Werde ich durch die Quarantäne depressiv?
…oder war ich es vorher schon? Habe ich das verdrängt? Oder bin ich nur schlecht gelaunt, weil ich nichts mit meiner Zeit anzufangen weiß?
Wer sich jetzt sagt „Das geht schon wieder vorbei, nach der Ausgangssperre wird alles anders, das ist eine Ausnahmesituation“, macht sich dennoch etwas vor. Früher oder später wird jeder mit sich selbst konfrontiert – allerspätestens mit dem Renteneintritt! In der Regel jedoch viel früher, falls er zum Beispiel nach dem Studium keinen Job findet und ungewollt arbeitslos ist oder aufgrund einer Verletzung / Krankheit außer Gefecht gesetzt ist… und dergleichen.
Wenn wir mit unseren Gedanken und jener plötzlichen Leere konfrontiert werden und nicht mehr weglaufen können, kein Ventil mehr haben, erkennen wir vielleicht endlich, wer wir wirklich sind!
Kann ich auch ohne die ständige Stimulation äußerer Einflüsse (Arbeit, Deadlines, Bahnfahrpläne… usw.) Disziplin an den Tag legen, früh aufstehen und all die Dinge tun, für die zuvor kaum Zeit war – weil ich es für mich tue?
Fragen wir uns doch weiter: Warum stehe ich für jemand anderen täglich morgens auf, aber nicht für mich?
Warum halte ich für jemand anderen Deadlines ein, aber halte meine eigenen Vorsätze nicht?
Warum breche ich meine eigenen Versprechen an mich selbst?
Die vermeintlich negativen Seiten dieser Ausnahmesituation können ebenso ins Positive gekehrt werden und uns als eine große Chance dienen!
Als Chance, sich selbst besser kennenzulernen und tiefer in sich hinein zu hören, wo vielleicht jene Fragen auftauchen:
Was macht mich im Leben wirklich glücklich?

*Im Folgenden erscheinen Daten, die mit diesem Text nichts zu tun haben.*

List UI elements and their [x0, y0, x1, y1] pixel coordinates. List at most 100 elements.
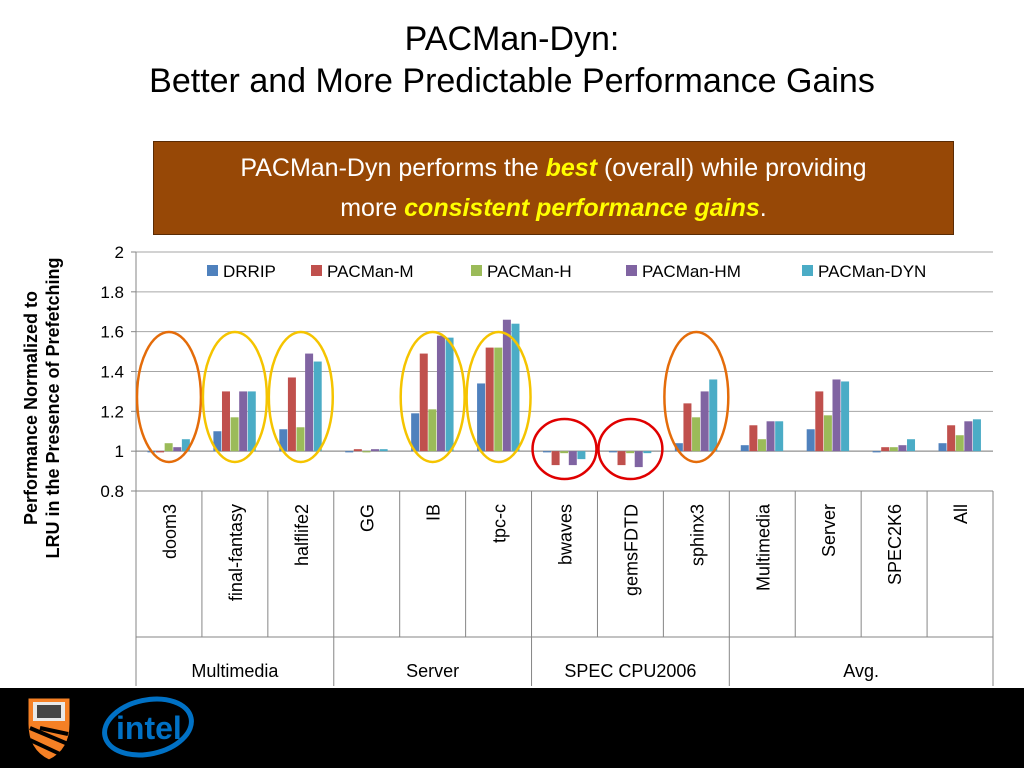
bar	[279, 429, 288, 452]
bar	[674, 443, 683, 452]
legend-swatch	[626, 265, 637, 276]
bar	[972, 419, 981, 452]
bar	[428, 409, 437, 452]
bar	[841, 381, 850, 452]
x-tick-label: All	[951, 504, 971, 524]
bar	[313, 361, 322, 452]
bar	[305, 353, 314, 452]
bar	[362, 451, 371, 453]
legend-swatch	[311, 265, 322, 276]
bar	[643, 451, 652, 454]
y-tick-label: 0.8	[100, 482, 124, 501]
bar	[560, 451, 569, 454]
bar	[164, 443, 173, 452]
x-tick-label: gemsFDTD	[621, 504, 641, 596]
slide-title: PACMan-Dyn: Better and More Predictable …	[0, 18, 1024, 102]
callout-text: more	[340, 194, 405, 222]
bar-chart: 0.8 1 1.2 1.4 1.6 1.8 2 doom3 final-fantasy halfl…	[100, 243, 994, 686]
y-tick-label: 1.8	[100, 283, 124, 302]
annotation-ellipse	[663, 330, 730, 464]
x-tick-label: GG	[358, 504, 378, 532]
x-tick-label: halflife2	[292, 504, 312, 566]
x-tick-label: SPEC2K6	[885, 504, 905, 585]
bar	[287, 377, 296, 452]
bar	[683, 403, 692, 452]
slide-title-line1: PACMan-Dyn:	[404, 20, 620, 58]
bar	[502, 319, 511, 452]
legend-label: DRRIP	[223, 262, 276, 281]
annotation-ellipse	[531, 417, 598, 481]
bar	[617, 451, 626, 466]
bar	[213, 431, 222, 452]
bar	[709, 379, 718, 452]
bar	[938, 443, 947, 452]
bar	[230, 417, 239, 452]
bar	[634, 451, 643, 468]
bar	[608, 451, 617, 453]
x-tick-label: doom3	[160, 504, 180, 559]
bar	[181, 439, 190, 452]
legend-swatch	[471, 265, 482, 276]
annotation-ellipse	[135, 330, 203, 464]
callout-text: PACMan-Dyn performs the	[240, 154, 546, 182]
x-tick-label: final-fantasy	[226, 504, 246, 601]
bar	[907, 439, 916, 452]
bar	[477, 383, 486, 452]
bar	[947, 425, 956, 452]
bar	[379, 449, 388, 452]
group-label: Server	[406, 661, 459, 681]
group-label: Multimedia	[191, 661, 279, 681]
bar	[815, 391, 824, 452]
bar	[889, 447, 898, 452]
bar	[494, 347, 503, 452]
bar	[296, 427, 305, 452]
bar	[806, 429, 815, 452]
x-tick-label: tpc-c	[490, 504, 510, 543]
bar	[239, 391, 248, 452]
callout-text: .	[759, 194, 767, 222]
x-tick-label: Multimedia	[753, 503, 773, 591]
bar	[156, 451, 165, 453]
legend-label: PACMan-DYN	[818, 262, 926, 281]
bar	[411, 413, 420, 452]
bar	[692, 417, 701, 452]
bar	[551, 451, 560, 466]
bar	[775, 421, 784, 452]
footer-bar: intel	[0, 688, 1024, 768]
bar	[700, 391, 709, 452]
legend-swatch	[207, 265, 218, 276]
bar	[221, 391, 230, 452]
annotation-ellipse	[597, 417, 664, 481]
callout-line1: PACMan-Dyn performs the best (overall) w…	[154, 148, 953, 188]
logos: intel	[27, 696, 194, 761]
bar	[371, 449, 380, 452]
y-tick-label: 1.2	[100, 402, 124, 421]
callout-line2: more consistent performance gains.	[154, 188, 953, 228]
bar	[766, 421, 775, 452]
bar	[881, 447, 890, 452]
princeton-shield-logo	[27, 697, 71, 761]
svg-text:intel: intel	[116, 710, 182, 746]
bar	[436, 335, 445, 452]
bar	[872, 451, 881, 453]
callout-highlight-best: best	[545, 154, 598, 182]
bar	[740, 445, 749, 452]
bar	[823, 415, 832, 452]
y-tick-label: 1.6	[100, 323, 124, 342]
legend-label: PACMan-HM	[642, 262, 741, 281]
bar	[577, 451, 586, 460]
group-label: Avg.	[843, 661, 879, 681]
callout-text: (overall) while providing	[597, 154, 867, 182]
bar	[955, 435, 964, 452]
y-tick-label: 2	[115, 243, 124, 262]
legend-label: PACMan-H	[487, 262, 572, 281]
x-tick-label: IB	[424, 504, 444, 521]
legend-swatch	[802, 265, 813, 276]
bar	[626, 451, 635, 454]
y-tick-label: 1	[115, 442, 124, 461]
legend-label: PACMan-M	[327, 262, 414, 281]
bar	[543, 451, 551, 453]
annotation-ellipse	[201, 330, 269, 464]
bar	[353, 449, 362, 452]
callout-highlight-consistent: consistent performance gains	[404, 194, 760, 222]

Was treibt mich an?
Jeder darf nun bereit sein, alle Facetten seiner Persönlichkeit zu betrachten – die guten, wie die schlechten. Jeder kann JETZT an sich arbeiten und Dinge lernen für die er sonst keine Zeit hatte.
Vielleicht ist der Moment gekommen, um sich selbst ein neues Versprechen zu geben?
Ich nutze die Zeit sinnvoll und arbeite an mir, um mir wieder mehr zu vertrauen und stärker, glücklicher und selbstbewusster aus diesem Prozess hervorzugehen.